Premium: This is the amount you or your employer, as the case may be, must pay on a monthly basis, for you to enjoy the health insurance benefits. An employer may cover partially or wholly the premium for employees who have group coverage through the company. The premium depends on a variety of factors such as the type of coverage you select, your medical history, your age and gender. Premium is the amount you pay for coverage, even if you never see a doctor or file a claim. People with higher deductibles usually pay a lower premium and vice versa.

Pre-Existing Condition: Most health insurance companies will not provide coverage for pre-existing conditions during the initial term of coverage, usually 12 months.
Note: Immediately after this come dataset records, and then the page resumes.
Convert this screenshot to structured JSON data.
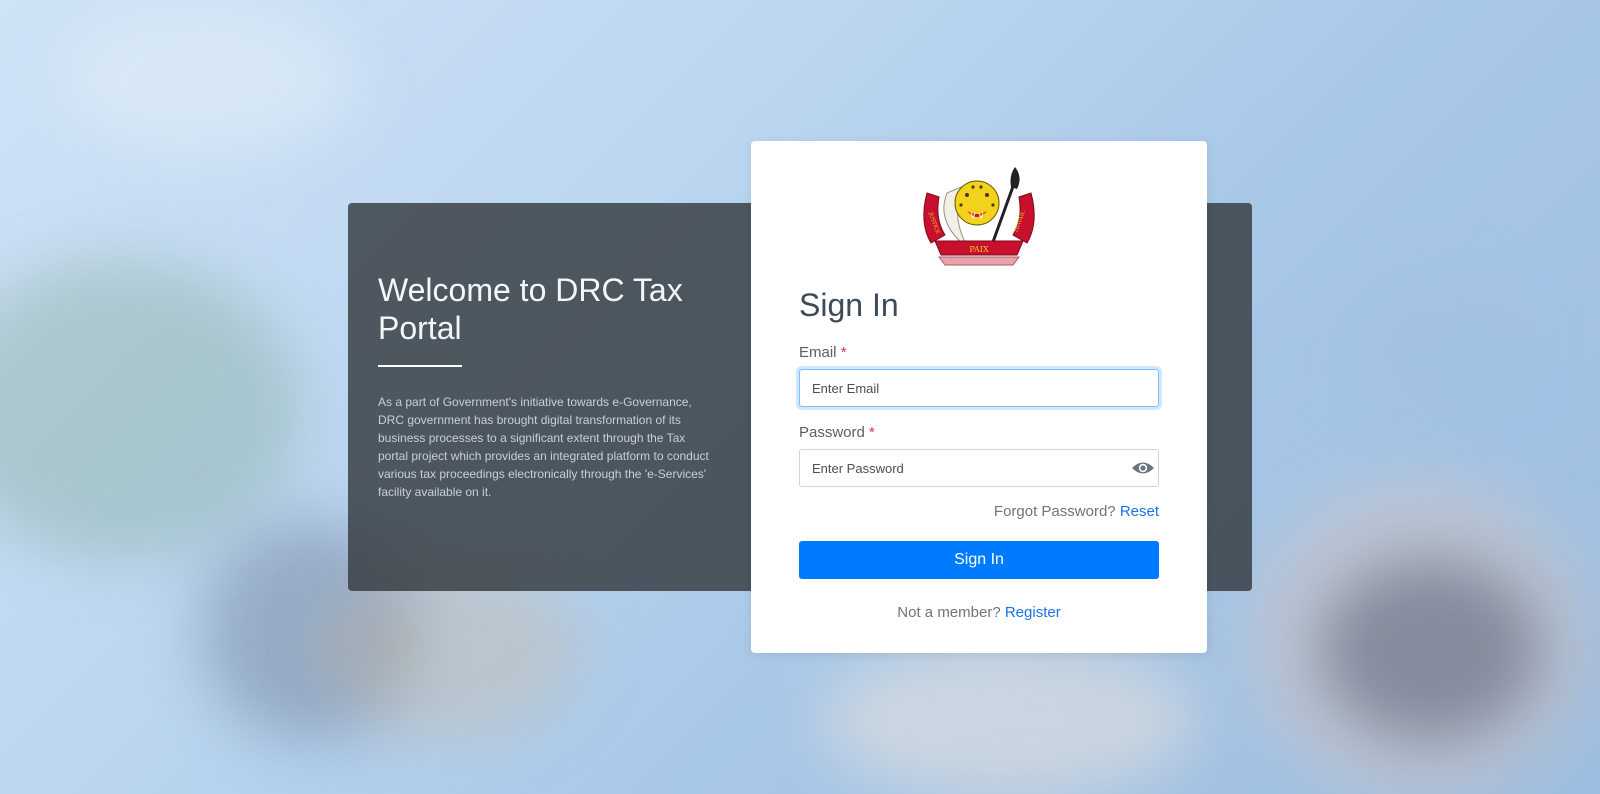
{
  "welcome": {
    "title": "Welcome to DRC Tax Portal",
    "description": "As a part of Government's initiative towards e-Governance, DRC government has brought digital transformation of its business processes to a significant extent through the Tax portal project which provides an integrated platform to conduct various tax proceedings electronically through the 'e-Services' facility available on it."
  },
  "emblem": {
    "icon": "coat-of-arms-icon",
    "motto_left": "JUSTICE",
    "motto_bottom": "PAIX",
    "motto_right": "TRAVAIL"
  },
  "login": {
    "title": "Sign In",
    "email_label": "Email",
    "email_placeholder": "Enter Email",
    "email_value": "",
    "password_label": "Password",
    "password_placeholder": "Enter Password",
    "password_value": "",
    "required_marker": "*",
    "forgot_text": "Forgot Password?",
    "reset_link": "Reset",
    "signin_button": "Sign In",
    "not_member_text": "Not a member?",
    "register_link": "Register"
  },
  "colors": {
    "primary": "#007bff",
    "link": "#1a73e8",
    "required": "#dc3545",
    "panel": "#343a40"
  }
}
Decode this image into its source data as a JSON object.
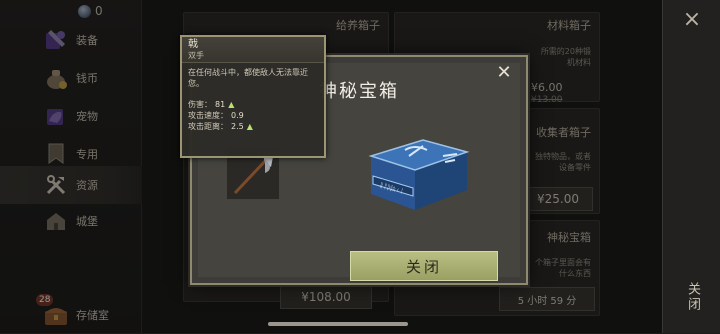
{
  "header": {
    "currency_value": "0"
  },
  "sidebar": {
    "items": [
      {
        "label": "装备",
        "icon": "armor-icon"
      },
      {
        "label": "钱币",
        "icon": "coin-bag-icon"
      },
      {
        "label": "宠物",
        "icon": "pet-icon"
      },
      {
        "label": "专用",
        "icon": "banner-icon"
      },
      {
        "label": "资源",
        "icon": "tools-icon",
        "active": true
      },
      {
        "label": "城堡",
        "icon": "castle-icon"
      }
    ],
    "storage": {
      "label": "存储室",
      "badge": "28"
    }
  },
  "shop": {
    "panels": [
      {
        "title": "给养箱子"
      },
      {
        "title": "材料箱子",
        "desc_lines": [
          "所需的20种锻",
          "机材料"
        ],
        "price": "¥6.00",
        "old_price": "¥13.00"
      },
      {
        "title": "收集者箱子",
        "desc_lines": [
          "独特物品，或者",
          "设备零件"
        ],
        "price": "¥25.00"
      },
      {
        "title": "神秘宝箱",
        "desc_lines": [
          "个箱子里面会有",
          "什么东西"
        ],
        "timer": "5 小时 59 分"
      }
    ],
    "bottom_price": "¥108.00"
  },
  "right_strip": {
    "close_label": "关闭"
  },
  "modal": {
    "title": "神秘宝箱",
    "close_button": "关闭"
  },
  "tooltip": {
    "name": "戟",
    "type": "双手",
    "description": "在任何战斗中，都使敌人无法靠近您。",
    "stats": [
      {
        "label": "伤害：",
        "value": "81"
      },
      {
        "label": "攻击速度：",
        "value": "0.9"
      },
      {
        "label": "攻击距离：",
        "value": "2.5"
      }
    ]
  },
  "colors": {
    "accent_button": "#a8ad70",
    "stat_up": "#b9e06a",
    "chest_blue": "#2d5fa0"
  }
}
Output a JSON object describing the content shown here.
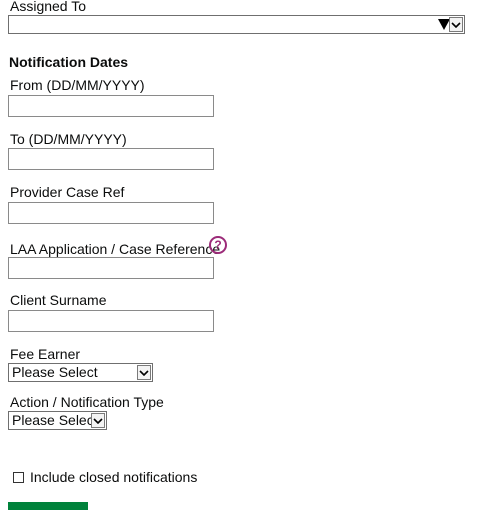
{
  "assigned_to": {
    "label": "Assigned To",
    "value": ""
  },
  "notification_dates": {
    "heading": "Notification Dates",
    "from": {
      "label": "From (DD/MM/YYYY)",
      "value": ""
    },
    "to": {
      "label": "To (DD/MM/YYYY)",
      "value": ""
    }
  },
  "provider_case_ref": {
    "label": "Provider Case Ref",
    "value": ""
  },
  "laa_reference": {
    "label": "LAA Application / Case Reference",
    "value": "",
    "help_icon": "question-mark"
  },
  "client_surname": {
    "label": "Client Surname",
    "value": ""
  },
  "fee_earner": {
    "label": "Fee Earner",
    "selected": "Please Select"
  },
  "action_type": {
    "label": "Action / Notification Type",
    "selected": "Please Select"
  },
  "include_closed": {
    "label": "Include closed notifications",
    "checked": false
  },
  "colors": {
    "submit_button": "#00823b",
    "help_icon": "#9c2b79"
  }
}
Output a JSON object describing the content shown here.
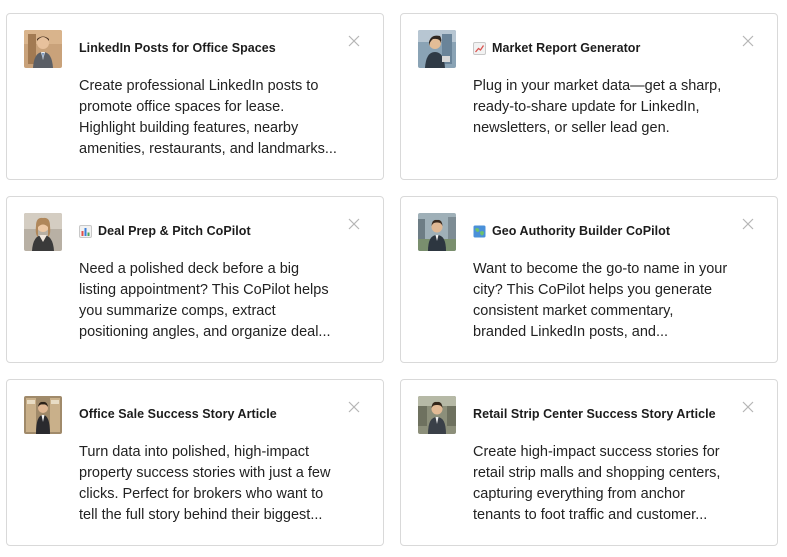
{
  "cards": [
    {
      "title": "LinkedIn Posts for Office Spaces",
      "emoji": "",
      "lines": [
        "Create professional LinkedIn posts to",
        "promote office spaces for lease.",
        "Highlight building features, nearby",
        "amenities, restaurants, and landmarks..."
      ],
      "avatar_bg": "#c9a27a"
    },
    {
      "title": "Market Report Generator",
      "emoji": "chart-increasing-icon",
      "lines": [
        "Plug in your market data—get a sharp,",
        "ready-to-share update for LinkedIn,",
        "newsletters, or seller lead gen."
      ],
      "avatar_bg": "#8aa3b5"
    },
    {
      "title": "Deal Prep & Pitch CoPilot",
      "emoji": "bar-chart-icon",
      "lines": [
        "Need a polished deck before a big",
        "listing appointment? This CoPilot helps",
        "you summarize comps, extract",
        "positioning angles, and organize deal..."
      ],
      "avatar_bg": "#b8b0a4"
    },
    {
      "title": "Geo Authority Builder CoPilot",
      "emoji": "world-map-icon",
      "lines": [
        "Want to become the go-to name in your",
        "city? This CoPilot helps you generate",
        "consistent market commentary,",
        "branded LinkedIn posts, and..."
      ],
      "avatar_bg": "#7a8f6e"
    },
    {
      "title": "Office Sale Success Story Article",
      "emoji": "",
      "lines": [
        "Turn data into polished, high-impact",
        "property success stories with just a few",
        "clicks. Perfect for brokers who want to",
        "tell the full story behind their biggest..."
      ],
      "avatar_bg": "#a08a6a"
    },
    {
      "title": "Retail Strip Center Success Story Article",
      "emoji": "",
      "lines": [
        "Create high-impact success stories for",
        "retail strip malls and shopping centers,",
        "capturing everything from anchor",
        "tenants to foot traffic and customer..."
      ],
      "avatar_bg": "#8c8f7a"
    }
  ]
}
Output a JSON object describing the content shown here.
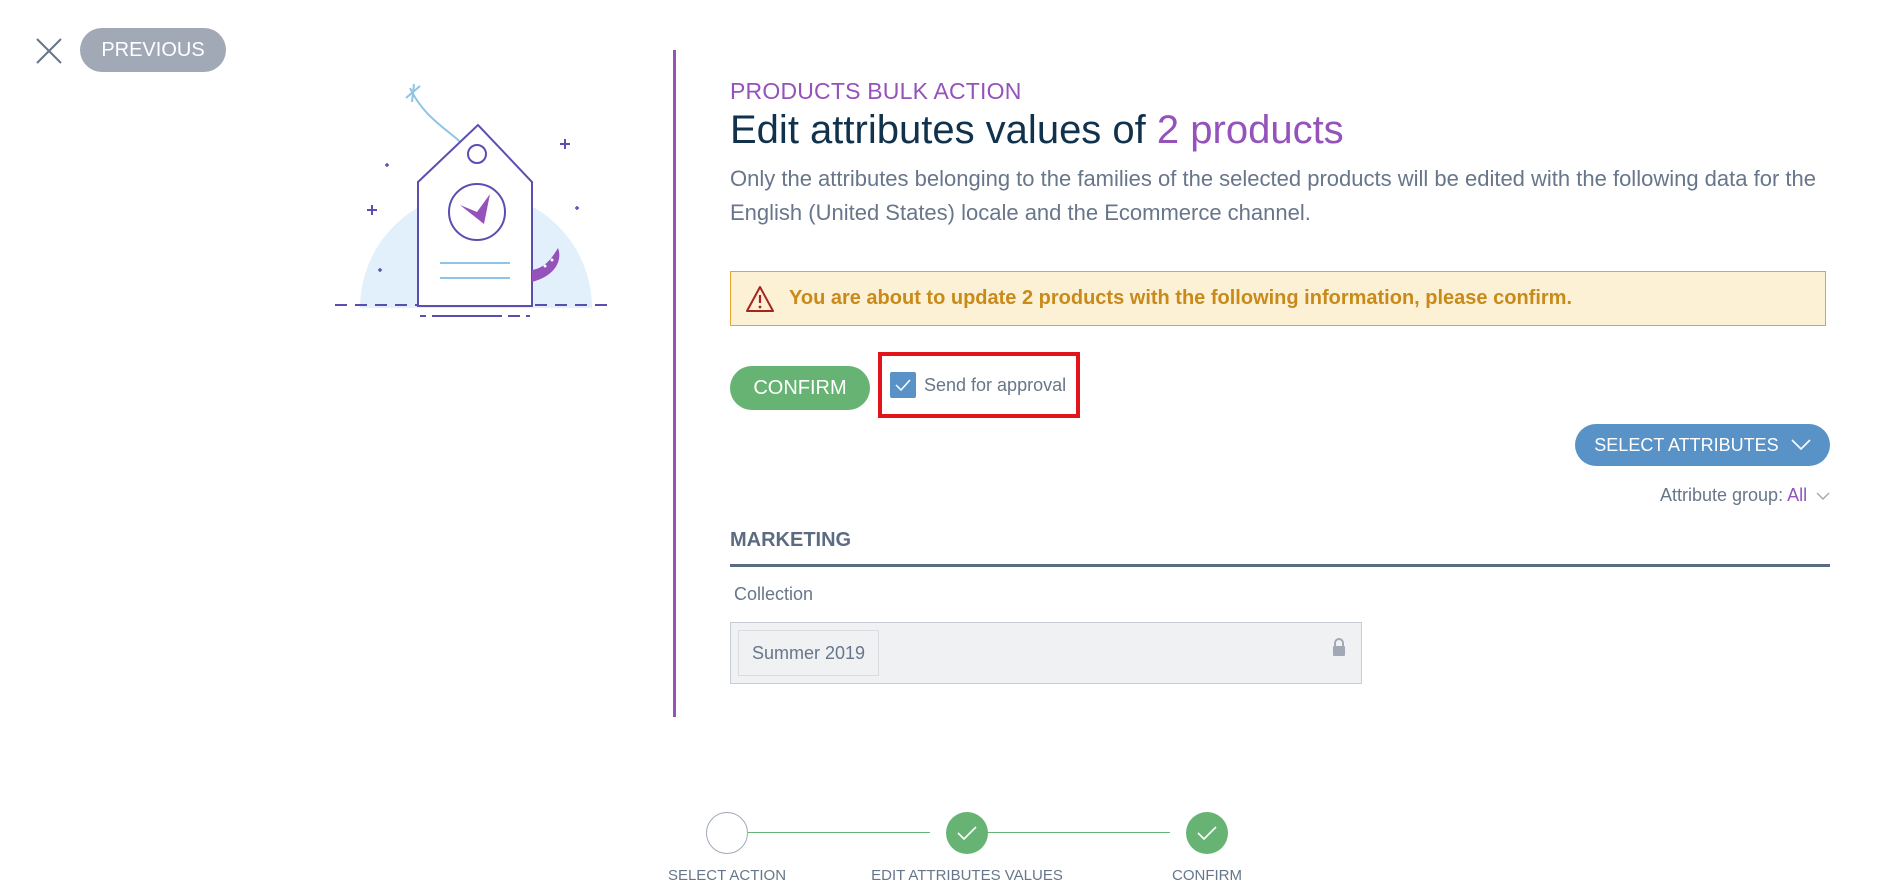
{
  "header": {
    "close_icon": "close-icon",
    "previous_label": "PREVIOUS"
  },
  "main": {
    "section_label": "PRODUCTS BULK ACTION",
    "title_prefix": "Edit attributes values of ",
    "title_accent": "2 products",
    "description": "Only the attributes belonging to the families of the selected products will be edited with the following data for the English (United States) locale and the Ecommerce channel.",
    "warning": {
      "icon": "warning-icon",
      "text": "You are about to update 2 products with the following information, please confirm."
    },
    "confirm_label": "CONFIRM",
    "send_for_approval": {
      "label": "Send for approval",
      "checked": true
    },
    "select_attributes_label": "SELECT ATTRIBUTES",
    "attribute_group": {
      "label": "Attribute group:",
      "value": "All"
    },
    "group": {
      "title": "MARKETING",
      "fields": [
        {
          "label": "Collection",
          "value": "Summer 2019",
          "locked": true
        }
      ]
    }
  },
  "stepper": {
    "steps": [
      {
        "label": "SELECT ACTION",
        "state": "todo"
      },
      {
        "label": "EDIT ATTRIBUTES VALUES",
        "state": "done"
      },
      {
        "label": "CONFIRM",
        "state": "done"
      }
    ]
  },
  "colors": {
    "brand_purple": "#9452ba",
    "confirm_green": "#67b373",
    "action_blue": "#5992c7",
    "warning_orange": "#c88a1a",
    "warning_bg": "#fdf1d5",
    "highlight_red": "#e3131b"
  }
}
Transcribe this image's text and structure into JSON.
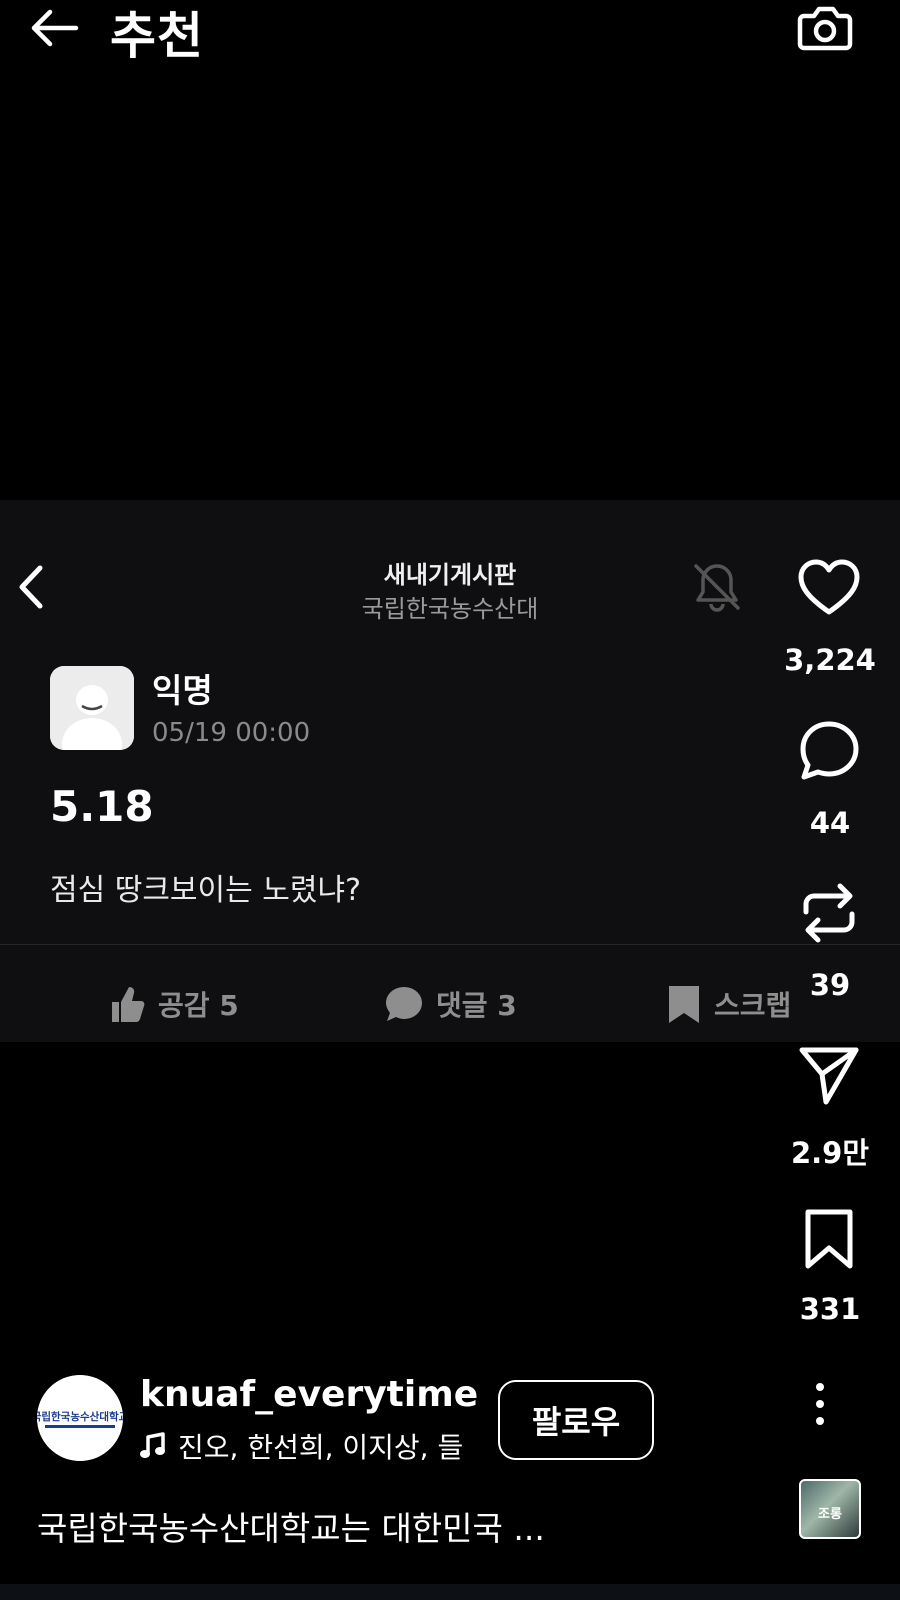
{
  "header": {
    "title": "추천",
    "back_icon": "back-arrow-icon",
    "camera_icon": "camera-icon"
  },
  "post_card": {
    "board_title": "새내기게시판",
    "board_subtitle": "국립한국농수산대",
    "author": "익명",
    "date": "05/19 00:00",
    "title": "5.18",
    "body": "점심 땅크보이는 노렸냐?",
    "actions": {
      "like_label": "공감 5",
      "comment_label": "댓글 3",
      "scrap_label": "스크랩"
    }
  },
  "rail": {
    "likes": "3,224",
    "comments": "44",
    "reposts": "39",
    "shares": "2.9만",
    "saves": "331"
  },
  "account": {
    "username": "knuaf_everytime",
    "avatar_text": "국립한국농수산대학교",
    "music": "진오, 한선희, 이지상, 들",
    "follow_label": "팔로우"
  },
  "caption": "국립한국농수산대학교는 대한민국 ...",
  "audio_thumb_text": "조롱",
  "colors": {
    "background": "#000000",
    "card_background": "#0f0e11",
    "muted_text": "#8e8e8e"
  }
}
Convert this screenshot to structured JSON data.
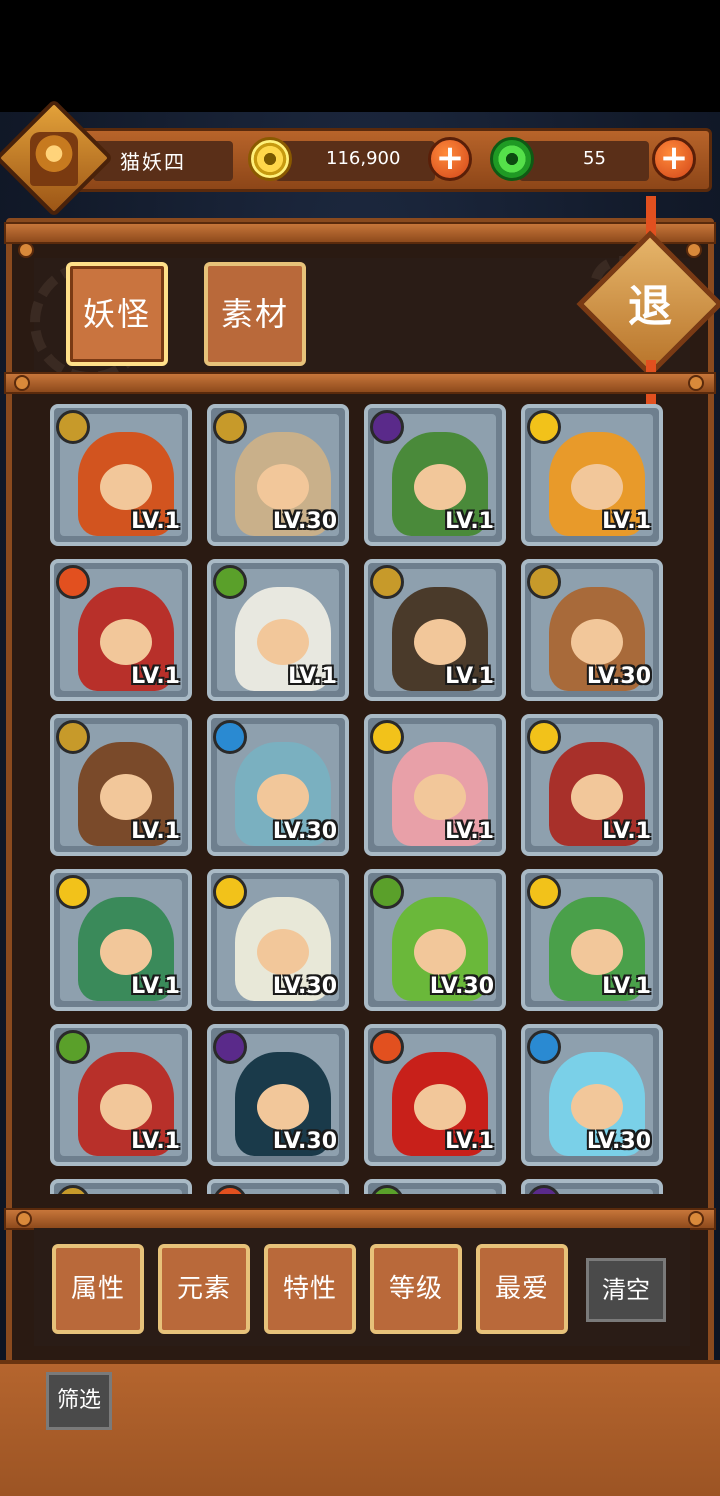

A pre-existing condition is any medical condition that a person experienced during a set time period before the commencement of the insurance policy. The time period for establishing pre-existing conditions varies, and in some states, this period is defined by law.

Co-Insurance: Please know that once your deductible is met, or if you do not have a deductible at all, the insurance company may require you to pay a percentage of your health care costs. This is called your co-insurance. Some policies cover 100 percent of costs after the deductible, and there is no co-insurance. In most cases, you will find that the insurance provider pays 70 percent to 90 percent and you pay the balance. Your policy may also include a maximum limit for the amount you pay for co-insurance. After you reach that maximum limit, your provider will cover 100 percent of covered costs up to your annual or lifetime.

Please know the list of terms used by the health insurance sector is quite vast and it is not possible to cover them all. Before choosing the health care plan, it is advisable you consult an experienced agent who will be in a fit position to explain the entire list of terminologies used in the health insurance industry.